Ce qui est demandé dans le cadre de la Commission européenne, qui vient de sortir des lignes directrices pour l’application de l’article 28 du Règlement sur les services numériques, c’est d’avoir en premier lieu un système de vérification de l’âge interopérable; c’est ce dont on parlait plus tôt, qui permet à la base de connaître l’âge de la personne qui consulte un site et d’avoir tout un système de mécanismes qui se mettent aussitôt en place. Ensuite, nous voudrions qu’il y ait des règles permettant par défaut que les contenus proposés aux mineurs et les algorithmes proposés aux mineurs soient adaptés à l’âge des mineurs. Par exemple, c’est quelque chose de très fort pour nous, parce qu’on a constaté que c’est l’une des sources de danger les plus importantes. Nous souhaitons éviter que les mineurs se retrouvent en contact avec des adultes inconnus et souvent peu bienveillants. Ce sont des choses sur lesquelles on voudrait avancer.

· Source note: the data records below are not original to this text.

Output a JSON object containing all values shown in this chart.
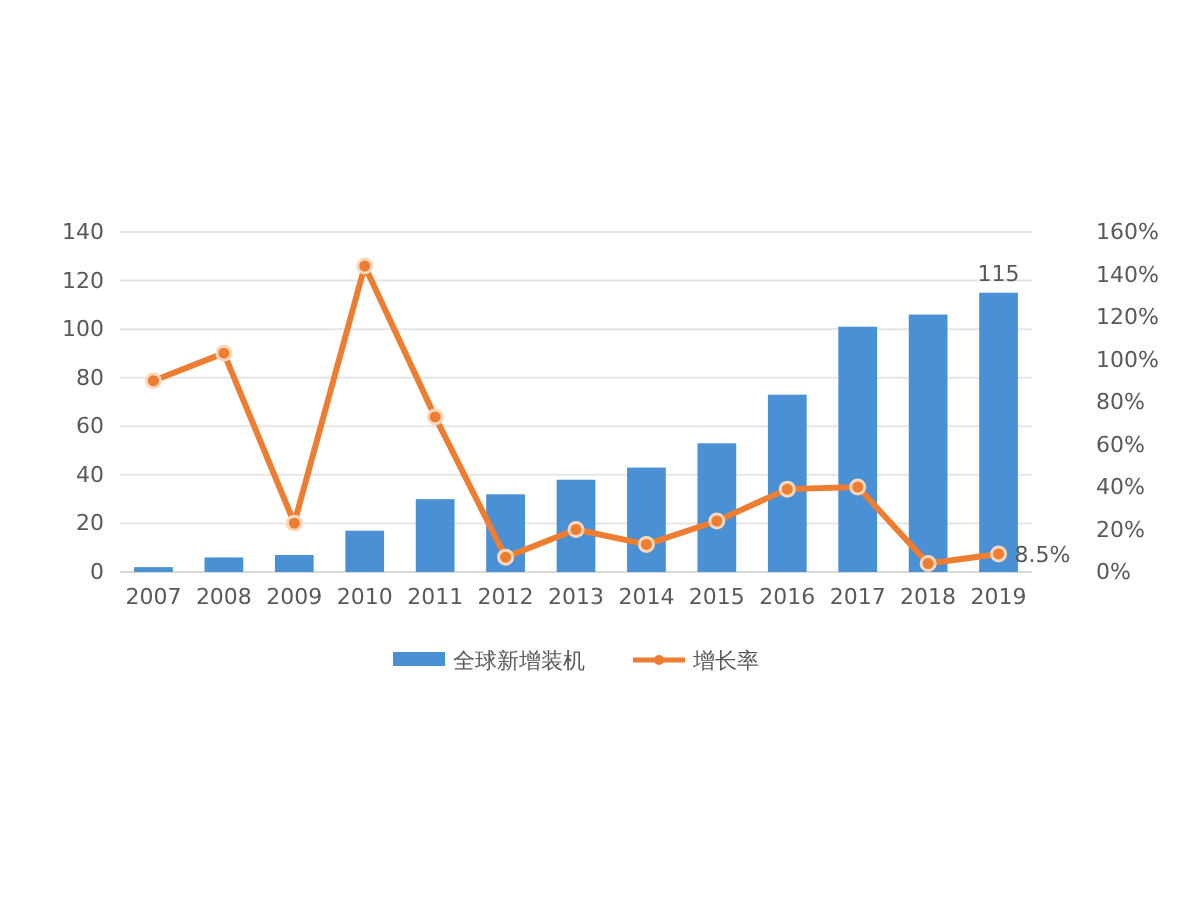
{
  "chart_data": {
    "type": "bar",
    "categories": [
      "2007",
      "2008",
      "2009",
      "2010",
      "2011",
      "2012",
      "2013",
      "2014",
      "2015",
      "2016",
      "2017",
      "2018",
      "2019"
    ],
    "series": [
      {
        "name": "全球新增装机",
        "color": "#4a90d4",
        "values": [
          2,
          6,
          7,
          17,
          30,
          32,
          38,
          43,
          53,
          73,
          101,
          106,
          115
        ],
        "value_labels": [
          null,
          null,
          null,
          null,
          null,
          null,
          null,
          null,
          null,
          null,
          null,
          null,
          "115"
        ]
      },
      {
        "name": "增长率",
        "type": "line",
        "axis": "y2",
        "color": "#ed7d31",
        "marker": "circle",
        "values": [
          90,
          103,
          23,
          144,
          73,
          7,
          20,
          13,
          24,
          39,
          40,
          4,
          8.5
        ],
        "value_labels": [
          null,
          null,
          null,
          null,
          null,
          null,
          null,
          null,
          null,
          null,
          null,
          null,
          "8.5%"
        ]
      }
    ],
    "ylim": [
      0,
      140
    ],
    "yticks": [
      0,
      20,
      40,
      60,
      80,
      100,
      120,
      140
    ],
    "y2lim": [
      0,
      160
    ],
    "y2ticks": [
      {
        "value": 0,
        "label": "0%"
      },
      {
        "value": 20,
        "label": "20%"
      },
      {
        "value": 40,
        "label": "40%"
      },
      {
        "value": 60,
        "label": "60%"
      },
      {
        "value": 80,
        "label": "80%"
      },
      {
        "value": 100,
        "label": "100%"
      },
      {
        "value": 120,
        "label": "120%"
      },
      {
        "value": 140,
        "label": "140%"
      },
      {
        "value": 160,
        "label": "160%"
      }
    ],
    "grid": "y",
    "legend": "bottom"
  }
}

On le fait dans le cadre de l’Europe, dans le cadre du Règlement sur les services numériques. Ce que l’Europe nous a autorisés à faire dans l’immédiat — parce qu’on a dit qu’il y avait une urgence —, c’est de travailler sur les sites pornographiques pour empêcher cet accès. Or, on voudrait évidemment passer ensuite à l’autre étape, qui est une protection beaucoup plus opérationnelle et beaucoup plus générale des mineurs sur toutes les plateformes en ligne — ce qu’on appelle les blogues —, qui sont les plus grandes plateformes que fréquentent la majorité des mineurs.

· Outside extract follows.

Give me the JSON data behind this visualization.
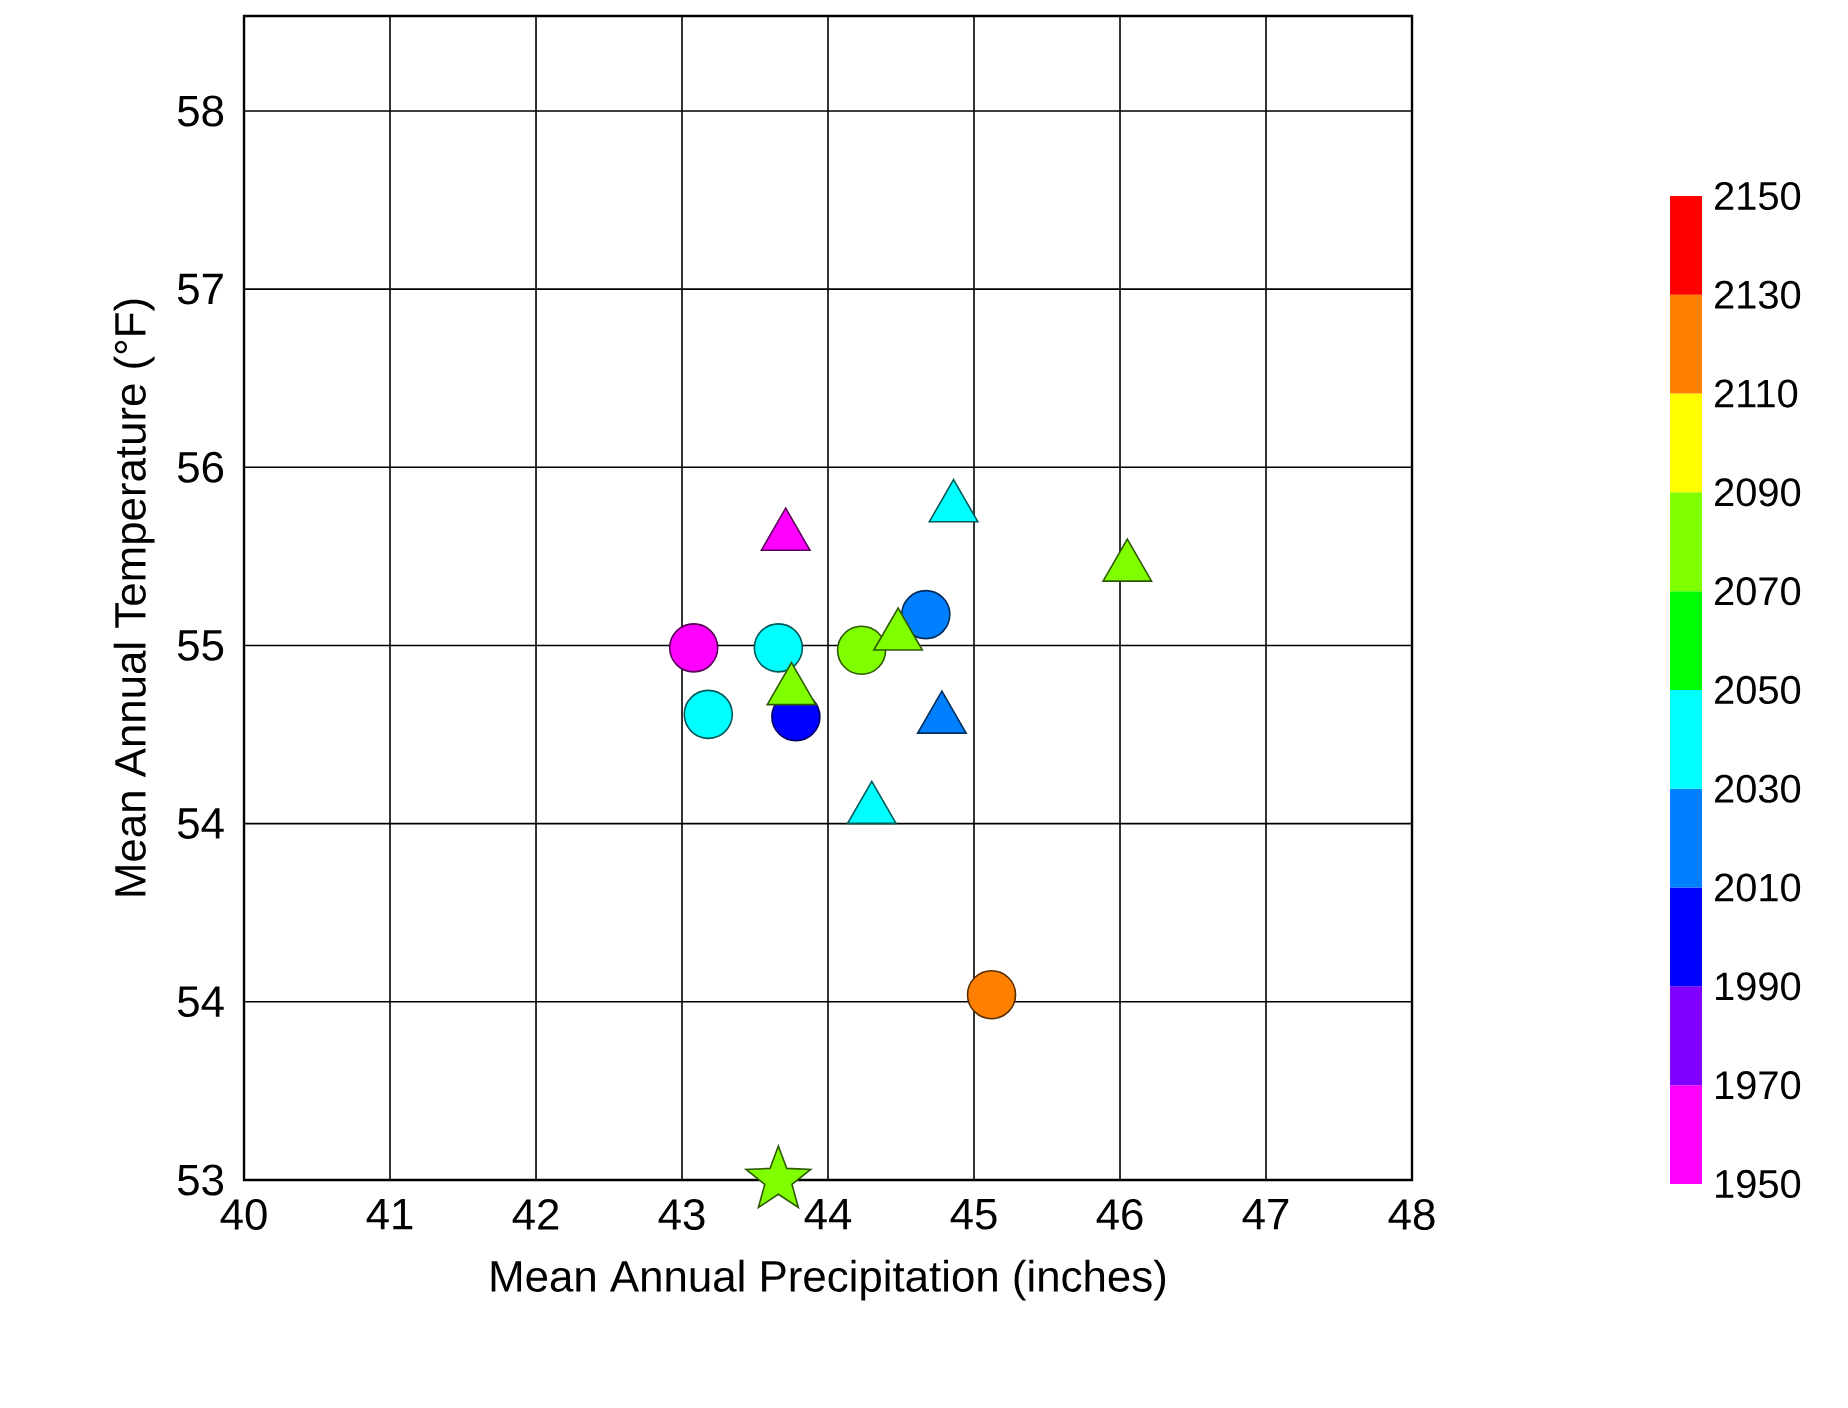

La sénatrice Oudar : Merci aux deux témoins d’aujourd’hui. Ma question s’adresse à Mme Pécaut-Rivolier. Avant que je pose ma question, je veux souligner le combat de la France dans la protection des enfants face aux sites pornographiques, combat qui a été consacré par la Commission européenne. Madame Pécaut-Rivolier, j’apprécie que vous soyez avec nous ce matin et que vous partagiez avec nous toute cette perspective internationale très pragmatique, basée sur des données concrètes. Je suis certaine que votre témoignage peut servir de leçon précieuse pour le Canada sur ce qui fonctionne et ce qui ne fonctionne pas. Je tiens à vous remercier de l’apport du régulateur de la communication audiovisuelle et numérique Arcom.
J’ai lu beaucoup de choses en me préparant pour cette réunion du comité et je vois qu’en matière d’expérience française et de recherche de solutions techniques — et vous l’avez évoqué —, on parle d’une solution de double anonymat qui concilie la vérification et la vie privée.
Je voudrais vous entendre plus particulièrement sur cette solution.
Mme Pécaut-Rivolier : Merci. Effectivement, nous avons travaillé avec notre autorité de protection des données personnelles pour avoir une solution qui soit à la fois protectrice des mineurs, mais aussi des données des adultes qui devront se plier à cette vérification de l’âge. Or, la solution la plus aboutie est celle du double anonymat qui passe par un tiers, qui pourra vérifier la majorité, mais qui ne pourra pas conserver les données, c’est-à-dire que finalement les données ne seront conservées nulle part, dans la mesure où il y aura des intermédiaires.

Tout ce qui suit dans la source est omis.